22/06/2014 06:56 EDT | Actualisé 22/08/2014 05:12 EDT

PARIS - Le dernier obstacle à l'achat par General Electric (GE) des activités du secteur de l'énergie de la compagnie française Alstom a été franchi dimanche, après que le gouvernement du président François Hollande eut conclu une entente avec le principal actionnaire d'Alstom.

Le gouvernement achètera 20 pour cent des parts d'Alstom au géant de la construction Bouygues SA, a annoncé le ministre de l'Économie Arnaud Montebourg sur les ondes de la télévision française.

Cette transaction visait à assurer que le gouvernement ait son mot à dire dans les emplois et les décisions de l'entreprise, qui construit des centrales électriques et les fameux TGV de la France.

Le ministre n'a pas précisé le montant qui sera remis à Bouygues.

Samedi, le conseil d'administration d'Alstom SA a approuvé à l'unanimité l'offre d'achat de GE, une journée après que le gouvernement eut laissé tomber ses réticences et approuvé l'offre de l'entreprise américaine.

Cette transaction est un pas de plus vers le nouveau domaine de GE, soit la construction de gros équipements industriels sophistiqués, tels que des moteurs aériens, des turbines de centrales électriques et de l'équipement de forage pétrolier.

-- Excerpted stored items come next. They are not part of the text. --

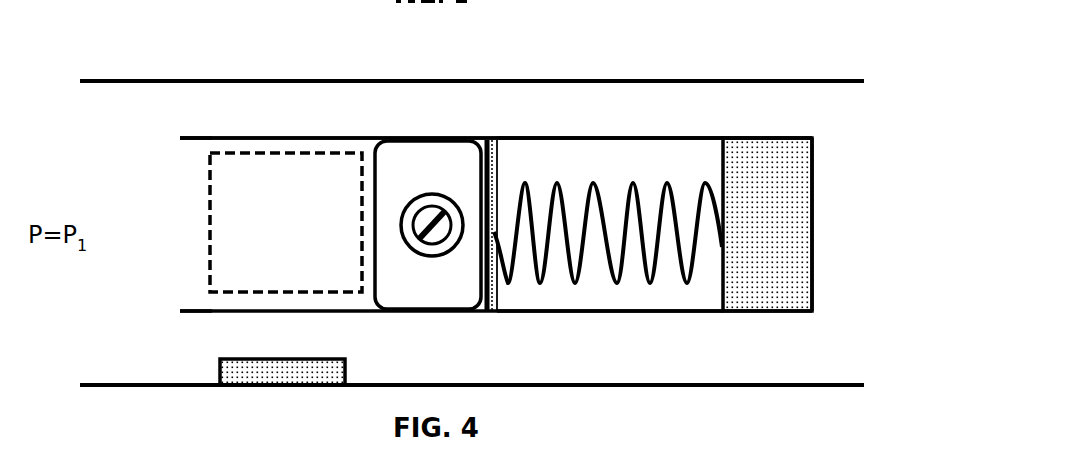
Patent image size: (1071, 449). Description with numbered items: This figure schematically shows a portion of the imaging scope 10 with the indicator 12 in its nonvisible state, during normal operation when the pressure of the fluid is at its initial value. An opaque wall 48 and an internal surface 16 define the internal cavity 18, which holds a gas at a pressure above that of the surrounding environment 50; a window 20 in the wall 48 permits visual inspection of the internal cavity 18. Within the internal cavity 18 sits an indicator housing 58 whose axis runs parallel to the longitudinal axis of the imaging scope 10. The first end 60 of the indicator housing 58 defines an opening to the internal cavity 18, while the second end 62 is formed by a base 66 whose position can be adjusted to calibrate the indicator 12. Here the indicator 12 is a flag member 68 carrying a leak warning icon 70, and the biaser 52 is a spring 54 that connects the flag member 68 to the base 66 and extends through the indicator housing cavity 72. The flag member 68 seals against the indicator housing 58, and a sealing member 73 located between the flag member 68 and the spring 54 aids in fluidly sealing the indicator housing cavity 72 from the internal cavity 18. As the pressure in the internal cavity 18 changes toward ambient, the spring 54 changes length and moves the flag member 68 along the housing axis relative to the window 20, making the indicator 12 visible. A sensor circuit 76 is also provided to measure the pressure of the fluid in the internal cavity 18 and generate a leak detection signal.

The imaging scope 10 is at (216, 50).
The indicator 12 is at (496, 171).
The internal surface 16 is at (750, 385).
The internal cavity 18 is at (699, 120).
The window 20 is at (235, 152).
The wall 48 is at (472, 215).
The surrounding environment 50 is at (699, 62).
The biaser 52 is at (608, 265).
The spring 54 is at (575, 284).
The indicator housing 58 is at (557, 138).
The first end 60 is at (151, 161).
The second end 62 is at (837, 159).
The base 66 is at (780, 157).
The flag member 68 is at (429, 155).
The leak warning icon 70 is at (435, 256).
The indicator housing cavity 72 is at (699, 172).
The sealing member 73 is at (492, 140).
The sensor circuit 76 is at (313, 378).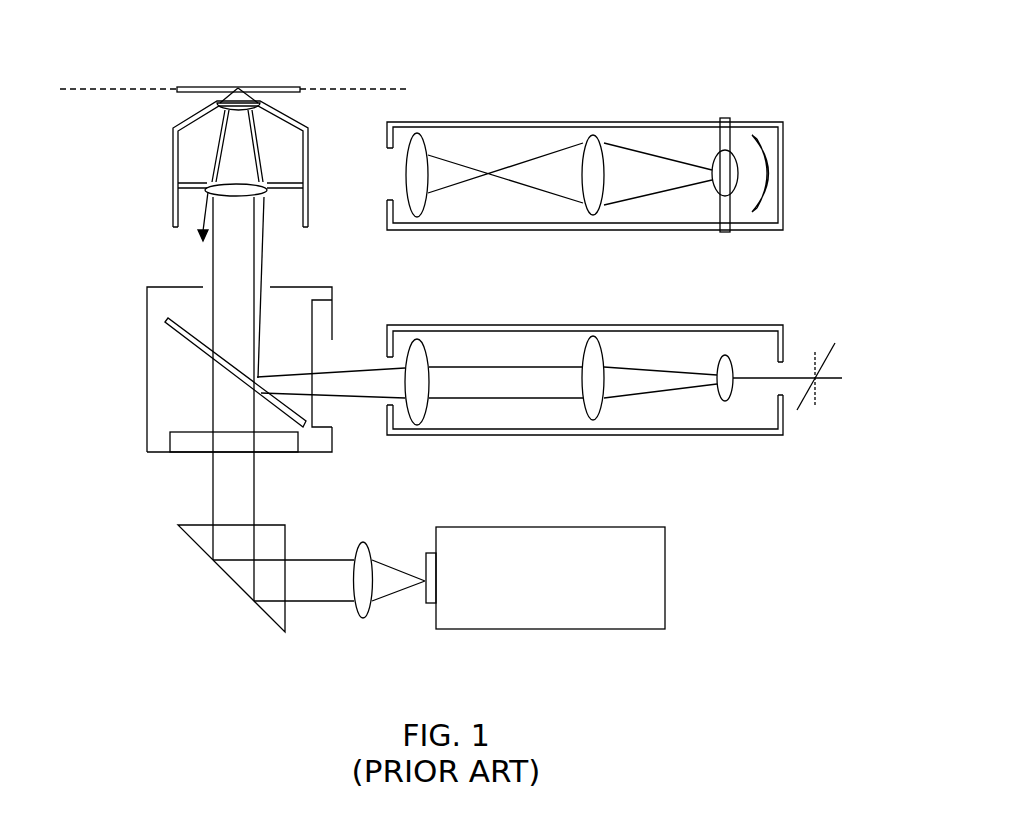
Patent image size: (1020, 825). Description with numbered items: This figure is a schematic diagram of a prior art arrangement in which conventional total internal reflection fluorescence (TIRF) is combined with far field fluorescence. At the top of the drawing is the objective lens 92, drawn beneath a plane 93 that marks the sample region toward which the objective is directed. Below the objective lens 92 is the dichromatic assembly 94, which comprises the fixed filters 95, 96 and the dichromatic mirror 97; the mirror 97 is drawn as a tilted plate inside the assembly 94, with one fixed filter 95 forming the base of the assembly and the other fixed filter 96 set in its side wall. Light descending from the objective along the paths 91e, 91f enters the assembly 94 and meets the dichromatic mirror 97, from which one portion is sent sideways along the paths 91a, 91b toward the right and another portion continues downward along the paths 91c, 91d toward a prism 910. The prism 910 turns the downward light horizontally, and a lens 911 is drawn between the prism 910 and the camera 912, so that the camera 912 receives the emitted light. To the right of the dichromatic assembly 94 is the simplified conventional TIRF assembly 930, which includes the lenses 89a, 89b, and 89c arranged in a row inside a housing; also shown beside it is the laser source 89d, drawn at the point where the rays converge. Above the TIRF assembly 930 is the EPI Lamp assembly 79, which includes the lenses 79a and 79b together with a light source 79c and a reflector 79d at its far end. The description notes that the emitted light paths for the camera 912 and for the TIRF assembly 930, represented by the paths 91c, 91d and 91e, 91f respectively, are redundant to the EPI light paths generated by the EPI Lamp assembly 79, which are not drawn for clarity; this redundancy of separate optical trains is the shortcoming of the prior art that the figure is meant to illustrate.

The focal plane / sample plane 93 is at (337, 87).
The objective lens 92 is at (150, 163).
The emitted light path 91e is at (217, 147).
The emitted light path 91f is at (266, 233).
The dichromatic assembly 94 is at (147, 318).
The fixed filter 95 is at (178, 430).
The fixed filter 96 is at (317, 313).
The dichromatic mirror 97 is at (188, 330).
The light beam 91a is at (343, 368).
The light beam 91b is at (347, 397).
The emitted light path 91c is at (212, 482).
The emitted light path 91d is at (256, 482).
The prism 910 is at (263, 612).
The collimating lens 911 is at (363, 618).
The camera 912 is at (563, 630).
The EPI Lamp assembly 79 is at (767, 118).
The lens 79a is at (418, 127).
The lens 79b is at (593, 130).
The light source 79c is at (725, 118).
The reflector 79d is at (770, 172).
The conventional TIRF assembly 930 is at (662, 325).
The lens 89a is at (418, 427).
The lens 89b is at (593, 430).
The lens 89c is at (727, 403).
The laser source 89d is at (805, 397).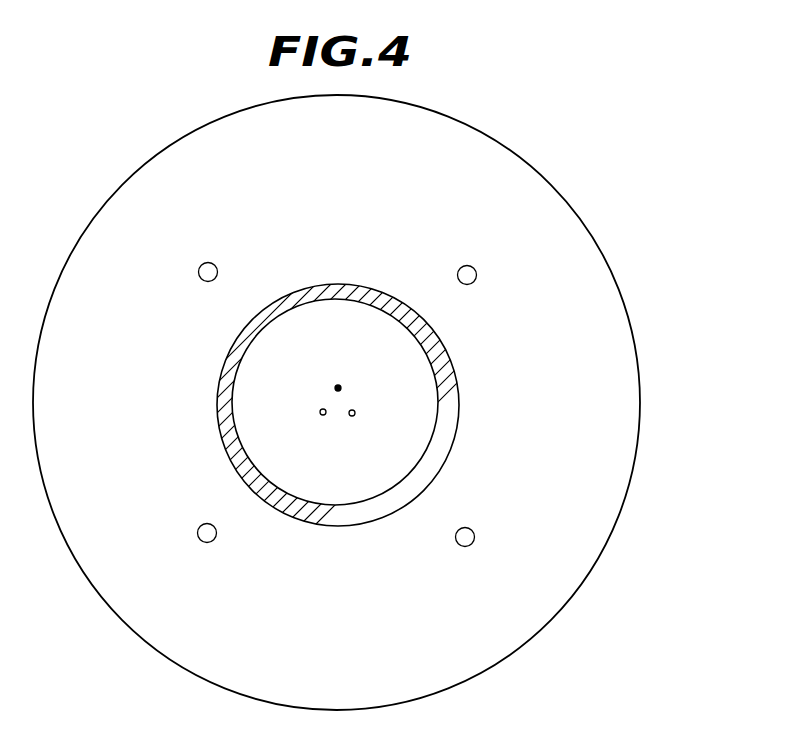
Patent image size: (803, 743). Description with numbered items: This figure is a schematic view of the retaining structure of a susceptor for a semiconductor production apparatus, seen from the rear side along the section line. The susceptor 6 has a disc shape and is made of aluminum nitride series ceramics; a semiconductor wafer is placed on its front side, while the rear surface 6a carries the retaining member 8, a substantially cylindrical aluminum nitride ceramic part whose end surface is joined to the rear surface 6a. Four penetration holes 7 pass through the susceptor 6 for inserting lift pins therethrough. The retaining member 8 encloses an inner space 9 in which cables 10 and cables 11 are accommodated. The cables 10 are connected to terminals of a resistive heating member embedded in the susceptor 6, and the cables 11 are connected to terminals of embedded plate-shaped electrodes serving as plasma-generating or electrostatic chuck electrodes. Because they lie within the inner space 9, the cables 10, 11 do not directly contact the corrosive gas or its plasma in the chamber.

The susceptor 6 is at (560, 185).
The rear surface 6a is at (577, 273).
The penetration hole 7 is at (477, 274).
The retaining member 8 is at (440, 370).
The inner space 9 is at (365, 483).
The cables 10 is at (320, 414).
The cables 11 is at (341, 387).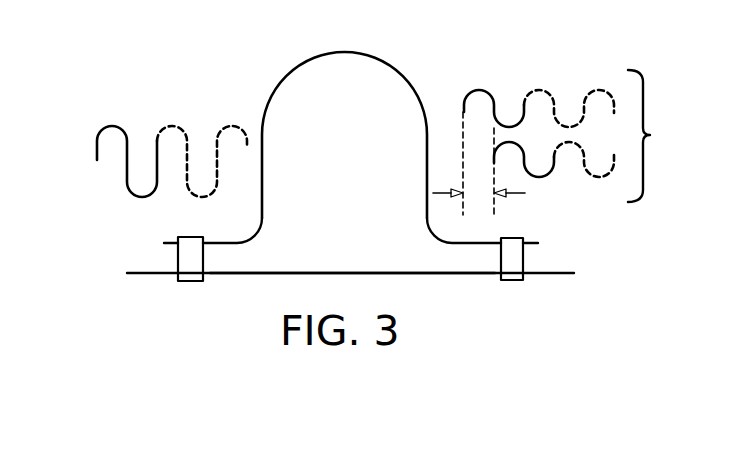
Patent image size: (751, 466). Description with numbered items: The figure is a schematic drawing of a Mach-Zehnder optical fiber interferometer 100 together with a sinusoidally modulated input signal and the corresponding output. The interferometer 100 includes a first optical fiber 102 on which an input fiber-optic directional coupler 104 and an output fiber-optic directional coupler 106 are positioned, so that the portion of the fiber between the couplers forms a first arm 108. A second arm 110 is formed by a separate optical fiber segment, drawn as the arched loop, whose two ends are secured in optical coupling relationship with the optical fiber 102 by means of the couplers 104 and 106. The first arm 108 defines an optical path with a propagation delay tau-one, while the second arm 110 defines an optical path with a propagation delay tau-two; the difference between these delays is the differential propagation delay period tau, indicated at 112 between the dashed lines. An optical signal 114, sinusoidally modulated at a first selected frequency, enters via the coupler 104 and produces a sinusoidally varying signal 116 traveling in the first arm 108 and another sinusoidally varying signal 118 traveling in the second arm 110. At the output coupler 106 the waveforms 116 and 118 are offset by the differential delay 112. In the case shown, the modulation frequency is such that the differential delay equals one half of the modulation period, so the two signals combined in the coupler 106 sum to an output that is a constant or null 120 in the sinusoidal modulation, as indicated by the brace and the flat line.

The interferometer 100 is at (280, 58).
The first optical fiber 102 is at (150, 273).
The input fiber-optic directional coupler 104 is at (183, 281).
The output fiber-optic directional coupler 106 is at (510, 281).
The first arm 108 is at (285, 272).
The second arm 110 is at (392, 62).
The differential propagation delay period 112 is at (508, 213).
The sinusoidally modulated optical input signal 114 is at (113, 124).
The sinusoidally varying optical signal in first arm 116 is at (479, 89).
The sinusoidally varying signal in second arm 118 is at (506, 143).
The null in sinusoidal modulation 120 is at (733, 135).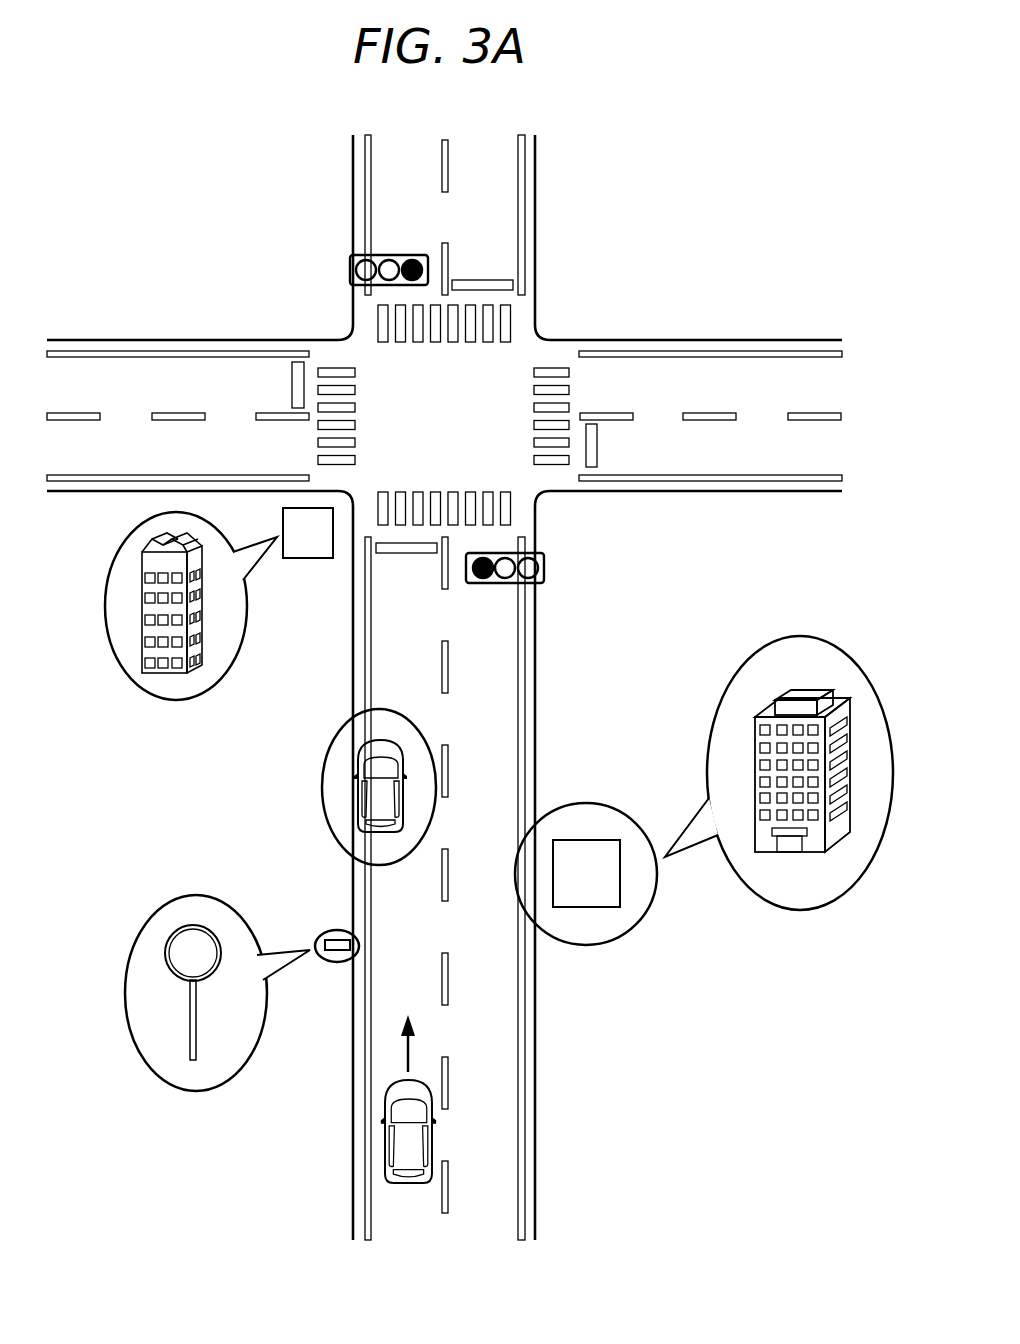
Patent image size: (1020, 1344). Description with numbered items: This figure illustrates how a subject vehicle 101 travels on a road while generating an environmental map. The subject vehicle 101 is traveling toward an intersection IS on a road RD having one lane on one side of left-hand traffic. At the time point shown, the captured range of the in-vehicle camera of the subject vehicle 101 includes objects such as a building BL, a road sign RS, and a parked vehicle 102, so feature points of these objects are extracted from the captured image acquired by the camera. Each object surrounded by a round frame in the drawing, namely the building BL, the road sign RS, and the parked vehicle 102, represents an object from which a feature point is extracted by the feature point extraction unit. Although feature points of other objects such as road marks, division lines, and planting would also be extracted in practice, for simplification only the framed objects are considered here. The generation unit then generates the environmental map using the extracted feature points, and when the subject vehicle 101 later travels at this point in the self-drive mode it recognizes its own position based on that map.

The intersection IS is at (500, 373).
The building BL is at (586, 840).
The road sign RS is at (336, 940).
The road RD is at (493, 1188).
The subject vehicle 101 is at (388, 1105).
The parked vehicle 102 is at (359, 790).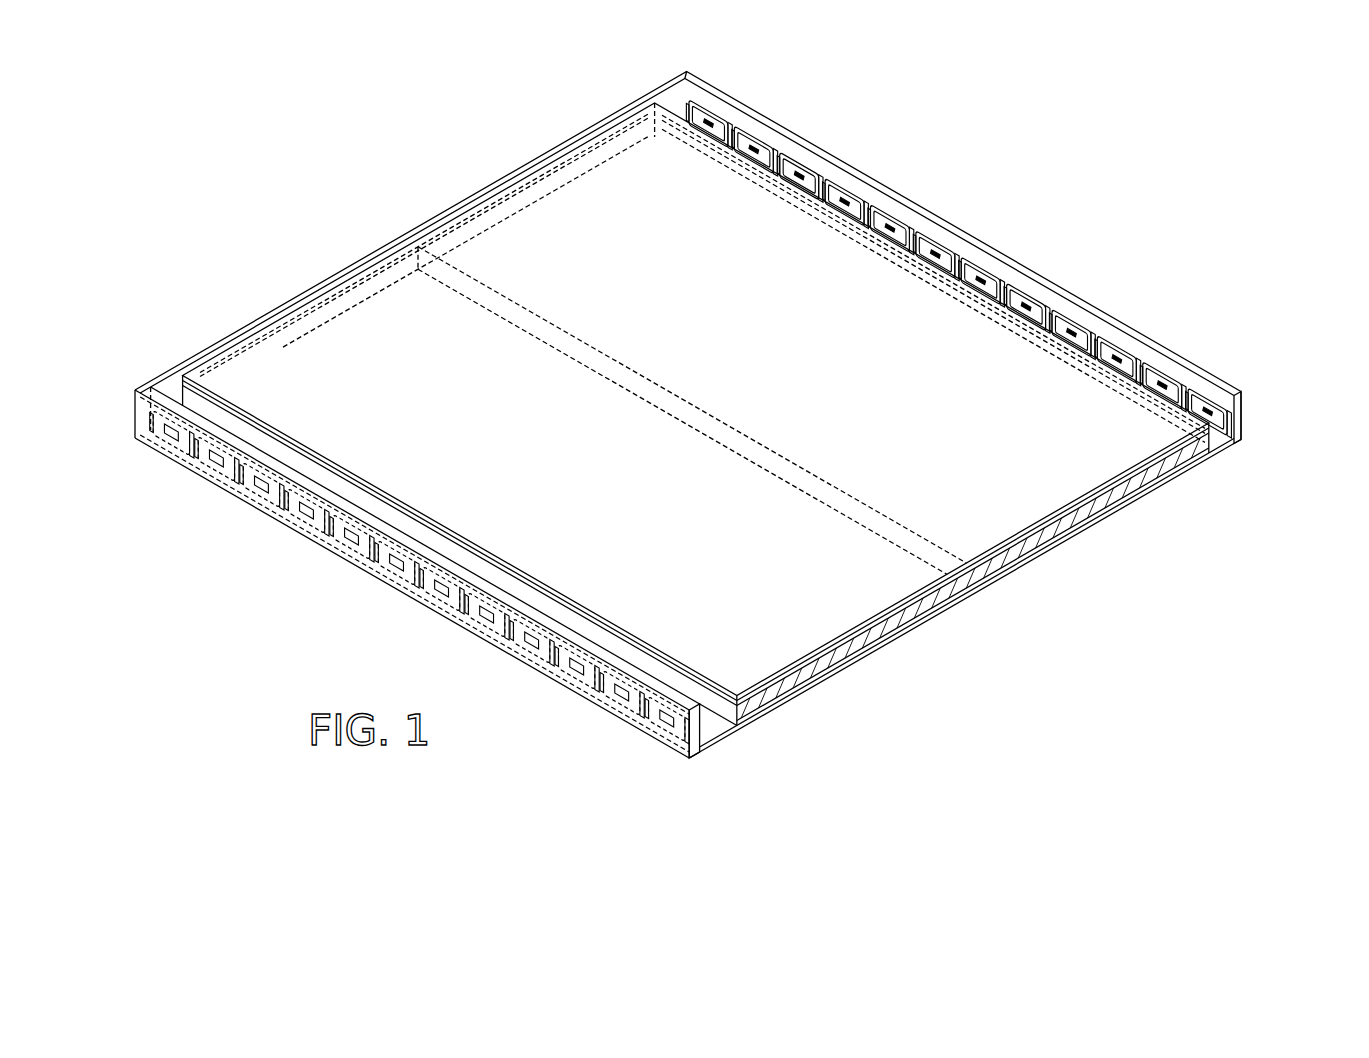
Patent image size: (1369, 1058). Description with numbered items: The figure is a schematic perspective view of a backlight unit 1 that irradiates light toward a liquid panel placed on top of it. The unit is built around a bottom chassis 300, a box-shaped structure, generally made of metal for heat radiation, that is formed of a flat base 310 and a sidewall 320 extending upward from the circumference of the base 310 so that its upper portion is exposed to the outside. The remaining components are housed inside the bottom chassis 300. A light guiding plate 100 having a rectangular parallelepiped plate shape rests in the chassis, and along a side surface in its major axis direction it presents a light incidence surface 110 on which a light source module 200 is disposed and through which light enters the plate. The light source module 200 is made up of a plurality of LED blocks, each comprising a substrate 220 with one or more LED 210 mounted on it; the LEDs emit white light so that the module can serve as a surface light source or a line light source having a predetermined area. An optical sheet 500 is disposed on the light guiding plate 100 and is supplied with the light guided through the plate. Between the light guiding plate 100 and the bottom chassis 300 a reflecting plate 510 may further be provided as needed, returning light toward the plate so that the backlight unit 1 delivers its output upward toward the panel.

The backlight unit 1 is at (381, 63).
The light guiding plate 100 is at (847, 672).
The light incidence surface 110 is at (1224, 450).
The light source module 200 is at (1200, 384).
The LED 210 is at (1160, 374).
The substrate 220 is at (1237, 441).
The bottom chassis 300 is at (1197, 478).
The base 310 is at (1046, 548).
The sidewall 320 is at (1244, 403).
The optical sheet 500 is at (917, 607).
The reflecting plate 510 is at (1120, 500).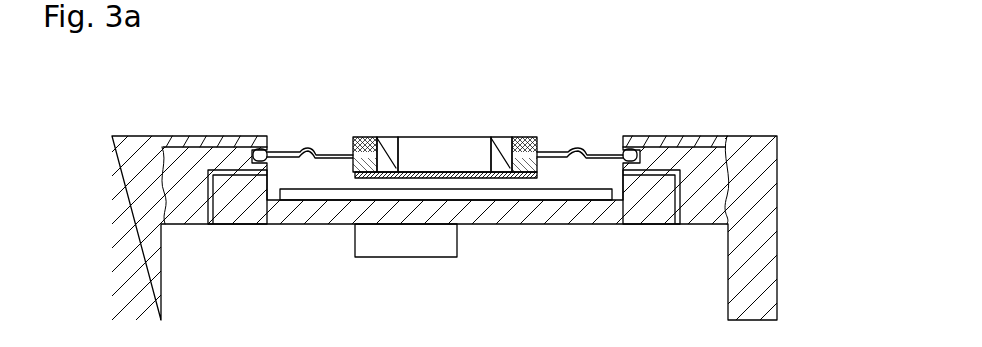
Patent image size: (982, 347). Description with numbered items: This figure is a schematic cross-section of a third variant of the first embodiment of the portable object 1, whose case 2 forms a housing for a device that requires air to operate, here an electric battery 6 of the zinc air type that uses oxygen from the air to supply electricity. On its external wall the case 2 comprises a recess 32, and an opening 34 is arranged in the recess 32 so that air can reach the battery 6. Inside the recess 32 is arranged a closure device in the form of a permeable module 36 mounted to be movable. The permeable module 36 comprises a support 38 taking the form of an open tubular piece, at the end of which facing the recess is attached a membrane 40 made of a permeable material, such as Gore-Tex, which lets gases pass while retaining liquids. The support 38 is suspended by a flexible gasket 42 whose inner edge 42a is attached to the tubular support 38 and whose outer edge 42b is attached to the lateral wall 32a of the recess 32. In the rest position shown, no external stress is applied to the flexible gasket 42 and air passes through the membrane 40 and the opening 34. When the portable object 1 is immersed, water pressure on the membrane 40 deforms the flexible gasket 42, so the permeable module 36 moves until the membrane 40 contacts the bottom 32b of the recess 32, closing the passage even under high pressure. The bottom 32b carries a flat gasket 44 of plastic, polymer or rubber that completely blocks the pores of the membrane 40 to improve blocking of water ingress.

The portable object 1 is at (797, 112).
The case 2 is at (172, 126).
The electric battery 6 is at (400, 250).
The recess 32 is at (297, 152).
The lateral wall 32a is at (605, 165).
The bottom 32b is at (617, 200).
The opening 34 is at (213, 140).
The permeable module 36 is at (548, 112).
The support 38 is at (390, 136).
The membrane 40 is at (480, 178).
The flexible gasket 42 is at (320, 150).
The inner edge 42a is at (523, 137).
The outer edge 42b is at (637, 143).
The flat gasket 44 is at (315, 193).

La compagnie a vendu ses dernières actions de NBC Universal l'an dernier dans le cadre de cette stratégie.

Selon la nouvelle entente, GE accepte de vendre son entreprise de signalisation ferroviaire à Alstom pour environ 825 millions $. L'offre de GE propose aussi que les deux compagnies mettent sur pied trois coentreprises à parité, soit une pour les entreprises électriques, une pour l'énergie éolienne et les opérations hydroélectriques, et une autre pour les turbines à vapeur nucléaire.

Si les actionnaires et les représentants des travailleurs l'approuvent, l'entente d'achat des opérations gazières et de fabrication de turbines d'Alstom sera finalisée en 2015, selon GE.